A memory of Fariba Dashti by one of her cellmates is as follows: “Fariba Dashti was continuously punished, and before her execution, they took her to a locked ward. She spent 5 months in that ward. The ward contained small rooms, each jam-packed with prisoners. The doors in this ward were only opened and closed three times a day to serve meals. Prisoners were restricted from taking a walk outside and having fresh air.
“Every day, the main door would open, and new prisoners were brought inside. Most of the time, the door would be opened with great difficulty because there were so many prisoners behind it. The ward in which Fariba Dashti and a few others were held captive was a typical apartment with a lounge and two small rooms. It had a bathroom and a toilet and had been used as Evin’s administrative section during the Shah’s time. One of the rooms still had a door sign, ‘Archive,’ on it.
“It was a small, closed space, agonizingly and suffocatingly hot, with prisoners packed into a small room… These matters, however, did not disturb Fariba. She tried her best to make everyone forget they were inside a prison.
“So, every contact with the enemy was grounds for making a story and a joke to ridicule the guards. Fariba did not leave anything out, she had said that everything from the enemy’s side was a joke to her. That is how she was always cheerful and obviously the reason everybody gathered around her and loved her very much. They were motivated by her humor and sometimes their laughter could be heard for hours. But this also caused a lot of trouble for Fariba.”
Fariba Dashti was imprisoned with other heroines such as Susan Salehi, Tahmineh Sotoudeh, Forouzan Abdi, Nahid Tahsili, Roghieh Akbari Monfared, Parvin Haeri, Mahdokht Mohammadizadeh, Azam Attarzadeh, Ashraf Fadaii, Farangis Keyvani, Shekar Mohammadzadeh, Senobar Ghorbani, and many more. They were all symbols of courage and resistance under all circumstances.
They suffered from not having the least means of living and the deprivation of breathing fresh air. They experienced hardships and torture solely for the people of their homeland to be free.

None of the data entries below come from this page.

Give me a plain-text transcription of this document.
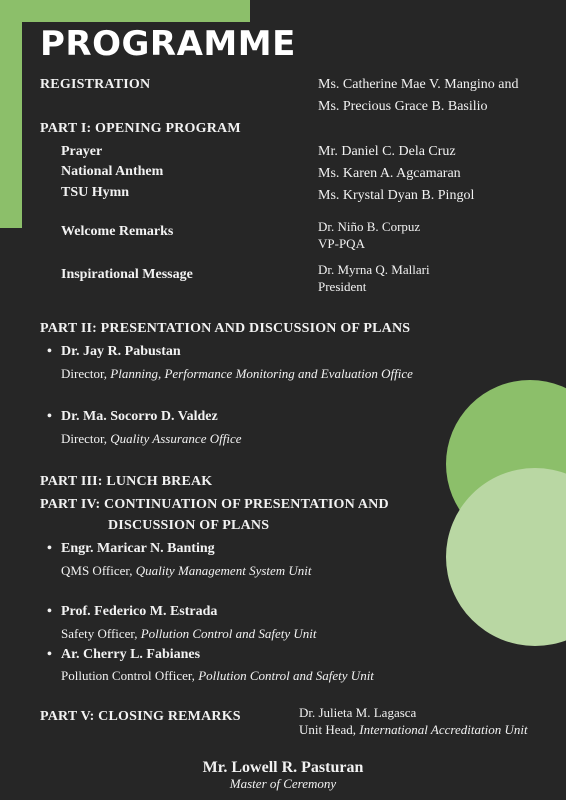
PROGRAMME
REGISTRATION	Ms. Catherine Mae V. Mangino and
Ms. Precious Grace B. Basilio
PART I: OPENING PROGRAM
Prayer	Mr. Daniel C. Dela Cruz
National Anthem	Ms. Karen A. Agcamaran
TSU Hymn	Ms. Krystal Dyan B. Pingol
Welcome Remarks	Dr. Niño B. Corpuz
VP-PQA
Inspirational Message	Dr. Myrna Q. Mallari
President
PART II: PRESENTATION AND DISCUSSION OF PLANS
• Dr. Jay R. Pabustan
Director, Planning, Performance Monitoring and Evaluation Office
• Dr. Ma. Socorro D. Valdez
Director, Quality Assurance Office
PART III: LUNCH BREAK
PART IV: CONTINUATION OF PRESENTATION AND
DISCUSSION OF PLANS
• Engr. Maricar N. Banting
QMS Officer, Quality Management System Unit
• Prof. Federico M. Estrada
Safety Officer, Pollution Control and Safety Unit
• Ar. Cherry L. Fabianes
Pollution Control Officer, Pollution Control and Safety Unit
PART V: CLOSING REMARKS	Dr. Julieta M. Lagasca
Unit Head, International Accreditation Unit
Mr. Lowell R. Pasturan
Master of Ceremony
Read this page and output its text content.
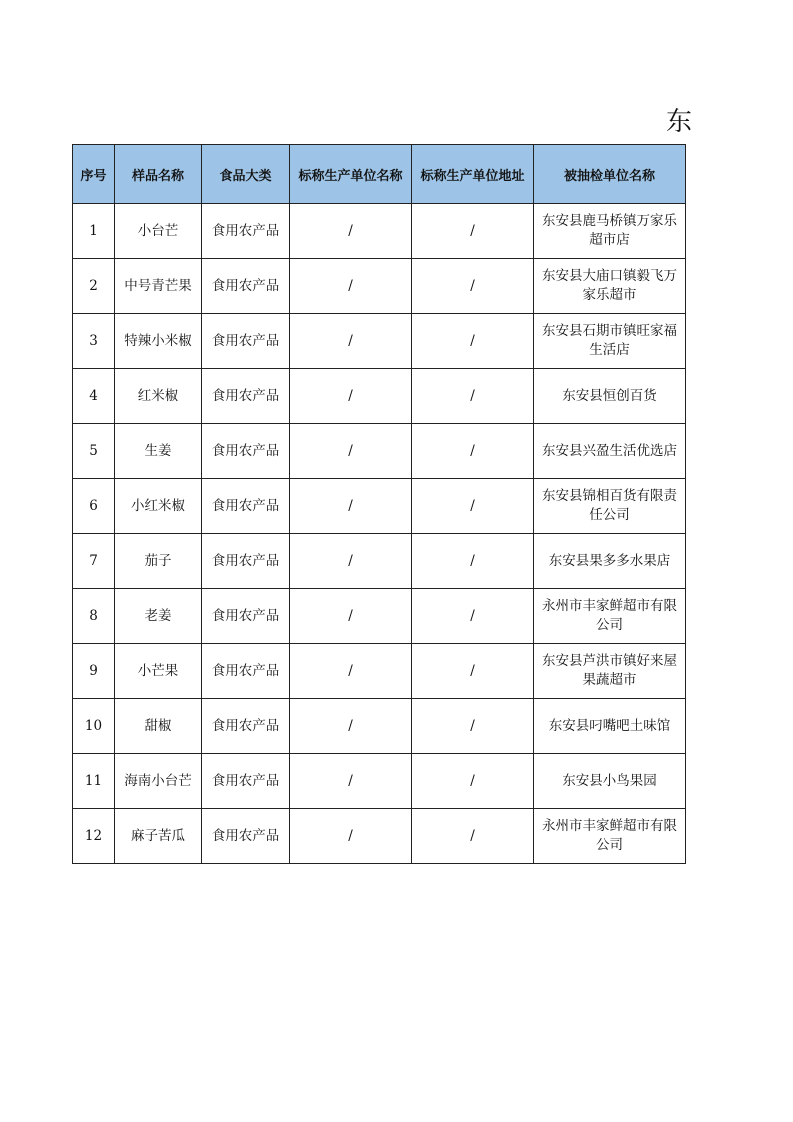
东
序号	样品名称	食品大类	标称生产单位名称	标称生产单位地址	被抽检单位名称
1	小台芒	食用农产品	/	/	东安县鹿马桥镇万家乐超市店
2	中号青芒果	食用农产品	/	/	东安县大庙口镇毅飞万家乐超市
3	特辣小米椒	食用农产品	/	/	东安县石期市镇旺家福生活店
4	红米椒	食用农产品	/	/	东安县恒创百货
5	生姜	食用农产品	/	/	东安县兴盈生活优选店
6	小红米椒	食用农产品	/	/	东安县锦相百货有限责任公司
7	茄子	食用农产品	/	/	东安县果多多水果店
8	老姜	食用农产品	/	/	永州市丰家鲜超市有限公司
9	小芒果	食用农产品	/	/	东安县芦洪市镇好来屋果蔬超市
10	甜椒	食用农产品	/	/	东安县叼嘴吧土味馆
11	海南小台芒	食用农产品	/	/	东安县小鸟果园
12	麻子苦瓜	食用农产品	/	/	永州市丰家鲜超市有限公司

Fariba Dashti, like all the other heroic women, ridiculed the prison, the torturers, and torture itself until the very last days of her life.
After years of torture, with Khomeini’s fatwa, she was sent to the execution chamber in the summer of 1988. Fariba Dashti was taken to the gallows bearing a conqueror’s smile, and she joined the galaxy of martyrs, including her brother Hooman, who had been executed before her.
All those women who died for freedom, those loving souls, stood tall to Khomeini’s fatwa of death so that today the glory of their names would embody the true meaning of life to every Iranian.